Livro de prefácios e comentários

Wanderlino Arruda

2014


POESIA NO “MULO” DE DARCY RIBEIRO

Não sei por que mecanismo fica guardado em nossa memória um assunto que julgamos de interesse futuro, e que em determinado momento nada temos a fazer com ele. Um dia, sem qualquer planejamento, aquele assunto aflora em nosso pensamento e, sem quê nem porquê, se insinua como se em nascimento de filho de parto invisível, produto de gravidez intelectual como a apelida Cyro dos Anjos, disso acometido muitas vezes na vida. Foi o que aconteceu hoje comigo, ao desengavetar da lembrança de uns quinze anos ou mais a sonoridade de uma poesia rítmica e bem feita encontrada na prosa do romance “O Mulo”, de Darcy Ribeiro, obra que ali para fazer a apresentação quando do seu lançamento em Montes Claros. E com que alegria volto ao assunto para compartilhar com o leitor, principalmente por se tratar de boa lavra, uma mineração de ouro nas letras contemporâneas.

Lembro-me da surpresa encontrada nos olhos do próprio Darcy, sempre crítico dos outros e de si mesmo, que, ao esperar uma série de dados biográficos dirigidos a e sobre um filho da terra, encontrou uma análise linguística e literária do seu romance, com busca de estratos fônicos e semânticos, de que talvez nem ele mesmo tivesse consciência clara. Foi assim que, quando descobri versos com balanço e métrica na sua prosa, versos coerentes e bem encadeados de uma poesia moderna e límpida, pequeno não foi o seu espanto.

O livro “O Mulo” é todo Montes Claros, com um elenco de personagens gostosamente nossas, como nomes do passado e do presente: Agapito, Lopinho, Izupero Ferrador, Dio, Mia, Leonel Filogônio, Malaquias, Benedito Gomes, Quinzim, Deba, Pio; Pacopaco, Dominguim, ao lado de Bidê, Konstantin, Mauricinho, Ducho, Fininha, Alfeu, Lauzim.

No “Mulo”, Darcy é muito ele mesmo também, deixando aqui e ali em toda a obra pinceladas de irreverência, quando indiretamente fala do próprio câncer que lhe tomou um pulmão, de apelidos do seu tempo de criança e de rapaz, de definições que dá para a gente chamada povo (“só quer folgar e parir”) e para cidade (“o que me arrelia, é estar sozinho. Nas cidades quando lá fui e vivi, estive sempre só, só no meio do povaréu, como um traste que ninguém vê, nem quer ver”). Gratificante, quando ele se torna lírico: “Ele sentava na ponta do banco, comendo no prato com a mão, fazendo capitão e me escutando”. Lindo, quando ele fala de Benedito Gomes: “Chamei o compadre Benedito,/ homem de sabedoria, / para ver se descobria/ e me explicava a causa de tanto urubu / Não sabia! Ótimo quando se vê como o mulo, ele mesmo ou Filomeno: “Aquele sim, é o homem / que eu sou, / inteiro. Cabal. / Sossegado, Valente / Realizado. / Contente. / Isso tudo, sem saber./ Inocente”.

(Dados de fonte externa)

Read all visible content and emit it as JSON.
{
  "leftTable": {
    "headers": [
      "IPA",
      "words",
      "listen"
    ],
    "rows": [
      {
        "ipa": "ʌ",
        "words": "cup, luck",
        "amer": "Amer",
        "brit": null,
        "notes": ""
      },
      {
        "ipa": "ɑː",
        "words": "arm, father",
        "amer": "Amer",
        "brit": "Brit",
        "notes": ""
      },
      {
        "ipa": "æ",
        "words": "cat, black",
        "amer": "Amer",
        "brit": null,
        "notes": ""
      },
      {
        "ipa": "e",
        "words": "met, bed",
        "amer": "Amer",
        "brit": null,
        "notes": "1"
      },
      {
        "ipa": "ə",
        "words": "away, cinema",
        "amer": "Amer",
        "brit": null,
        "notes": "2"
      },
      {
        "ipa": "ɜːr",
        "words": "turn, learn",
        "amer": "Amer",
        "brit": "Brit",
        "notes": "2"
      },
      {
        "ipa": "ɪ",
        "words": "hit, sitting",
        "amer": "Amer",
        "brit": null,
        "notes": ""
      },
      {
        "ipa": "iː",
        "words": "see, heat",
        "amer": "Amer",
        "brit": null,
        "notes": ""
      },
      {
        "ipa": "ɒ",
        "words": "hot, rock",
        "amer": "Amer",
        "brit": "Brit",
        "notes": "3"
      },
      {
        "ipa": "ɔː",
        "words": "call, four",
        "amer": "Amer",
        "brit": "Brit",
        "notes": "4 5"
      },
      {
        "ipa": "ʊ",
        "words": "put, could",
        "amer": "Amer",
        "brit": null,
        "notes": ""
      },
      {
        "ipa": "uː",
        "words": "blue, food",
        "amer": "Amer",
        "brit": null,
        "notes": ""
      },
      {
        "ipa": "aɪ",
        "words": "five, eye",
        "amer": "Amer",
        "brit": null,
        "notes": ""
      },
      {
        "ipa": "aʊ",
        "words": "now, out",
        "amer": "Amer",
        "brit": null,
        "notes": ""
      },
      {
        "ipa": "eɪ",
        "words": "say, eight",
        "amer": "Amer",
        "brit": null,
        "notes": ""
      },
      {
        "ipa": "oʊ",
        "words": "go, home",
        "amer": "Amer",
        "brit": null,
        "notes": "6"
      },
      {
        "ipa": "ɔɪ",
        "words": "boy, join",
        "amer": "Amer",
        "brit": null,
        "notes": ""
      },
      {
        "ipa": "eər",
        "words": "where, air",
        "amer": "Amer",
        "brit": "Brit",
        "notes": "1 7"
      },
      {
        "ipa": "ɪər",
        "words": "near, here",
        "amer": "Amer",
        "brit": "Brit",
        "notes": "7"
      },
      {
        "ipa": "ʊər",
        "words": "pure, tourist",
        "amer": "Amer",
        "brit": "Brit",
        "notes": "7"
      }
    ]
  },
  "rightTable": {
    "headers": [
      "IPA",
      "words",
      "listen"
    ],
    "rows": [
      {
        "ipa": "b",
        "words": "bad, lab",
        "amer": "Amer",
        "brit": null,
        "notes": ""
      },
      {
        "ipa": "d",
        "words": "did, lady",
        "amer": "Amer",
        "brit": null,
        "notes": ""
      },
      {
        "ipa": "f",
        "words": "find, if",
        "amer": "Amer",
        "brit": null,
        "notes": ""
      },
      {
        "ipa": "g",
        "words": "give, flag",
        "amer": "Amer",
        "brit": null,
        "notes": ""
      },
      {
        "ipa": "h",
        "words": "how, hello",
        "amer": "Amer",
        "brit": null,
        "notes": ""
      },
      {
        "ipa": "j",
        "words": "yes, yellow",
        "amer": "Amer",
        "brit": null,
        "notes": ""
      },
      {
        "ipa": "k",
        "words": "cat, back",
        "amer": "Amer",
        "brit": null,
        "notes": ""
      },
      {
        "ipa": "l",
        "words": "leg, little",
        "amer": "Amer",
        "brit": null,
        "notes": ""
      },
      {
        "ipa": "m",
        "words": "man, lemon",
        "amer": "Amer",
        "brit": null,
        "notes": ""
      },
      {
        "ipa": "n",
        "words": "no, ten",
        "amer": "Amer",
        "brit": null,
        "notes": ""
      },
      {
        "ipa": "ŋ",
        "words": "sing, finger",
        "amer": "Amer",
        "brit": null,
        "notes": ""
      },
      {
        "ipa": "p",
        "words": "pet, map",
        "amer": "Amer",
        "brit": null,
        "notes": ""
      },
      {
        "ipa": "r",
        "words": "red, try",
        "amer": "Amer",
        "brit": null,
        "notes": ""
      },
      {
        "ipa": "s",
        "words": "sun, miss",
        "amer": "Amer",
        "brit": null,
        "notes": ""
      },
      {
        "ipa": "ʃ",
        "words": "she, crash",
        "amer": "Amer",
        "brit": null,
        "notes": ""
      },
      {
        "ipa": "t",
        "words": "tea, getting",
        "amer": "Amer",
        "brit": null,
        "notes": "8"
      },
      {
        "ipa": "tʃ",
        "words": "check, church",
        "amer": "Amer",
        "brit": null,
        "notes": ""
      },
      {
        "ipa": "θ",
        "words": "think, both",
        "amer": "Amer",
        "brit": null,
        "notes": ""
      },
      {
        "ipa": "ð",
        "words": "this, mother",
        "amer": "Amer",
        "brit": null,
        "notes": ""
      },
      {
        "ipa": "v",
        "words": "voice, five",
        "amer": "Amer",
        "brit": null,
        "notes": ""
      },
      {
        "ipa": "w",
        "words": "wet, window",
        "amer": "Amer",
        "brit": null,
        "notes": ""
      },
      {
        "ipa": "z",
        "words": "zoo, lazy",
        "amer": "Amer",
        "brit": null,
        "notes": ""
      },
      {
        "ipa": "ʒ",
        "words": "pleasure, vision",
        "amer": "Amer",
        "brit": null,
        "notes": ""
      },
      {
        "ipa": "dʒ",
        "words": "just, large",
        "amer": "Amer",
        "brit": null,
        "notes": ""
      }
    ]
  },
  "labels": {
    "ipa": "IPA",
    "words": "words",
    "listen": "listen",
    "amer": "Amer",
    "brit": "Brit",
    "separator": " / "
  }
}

Veja leitor que beleza de ritmo: “Nessa casona,/ hoje, um homem espera a Morte. / Eu. Nem homem sou. / Sou é um des-homem, / de punhos atados, / de dentes cerrados,/ de pernas peadas, / aos pés do Senhor!

Quanta coisa boa! Mas devo respeitar o espaço, e só tenho tempo de falar de Emilinha, uma gostosura de poema e de figura: “Emilinha não era desse mundo. / Ou era, demais da conta. / Safada de nascença. / Nela havia o sumo de dez, / de cem mulheres/ muito fêmeas. / Tanto que extravasava, / sopitava em cheiros e babas. / Suspiros e choros. / Era uma força viva,/ selvagem como esses bichos silvestres. / Emilinha me fez homem/ como jamais fui antes nem depois./ parecia até feitiço. / Eu e ela inesgotáveis... / Vi por fim, / me convenci,/ de que ela me vencia,/ me amofinava./ Era mulher demais para um homem só./ Eu não podia com a mulinha!... Precisa mais, leitor?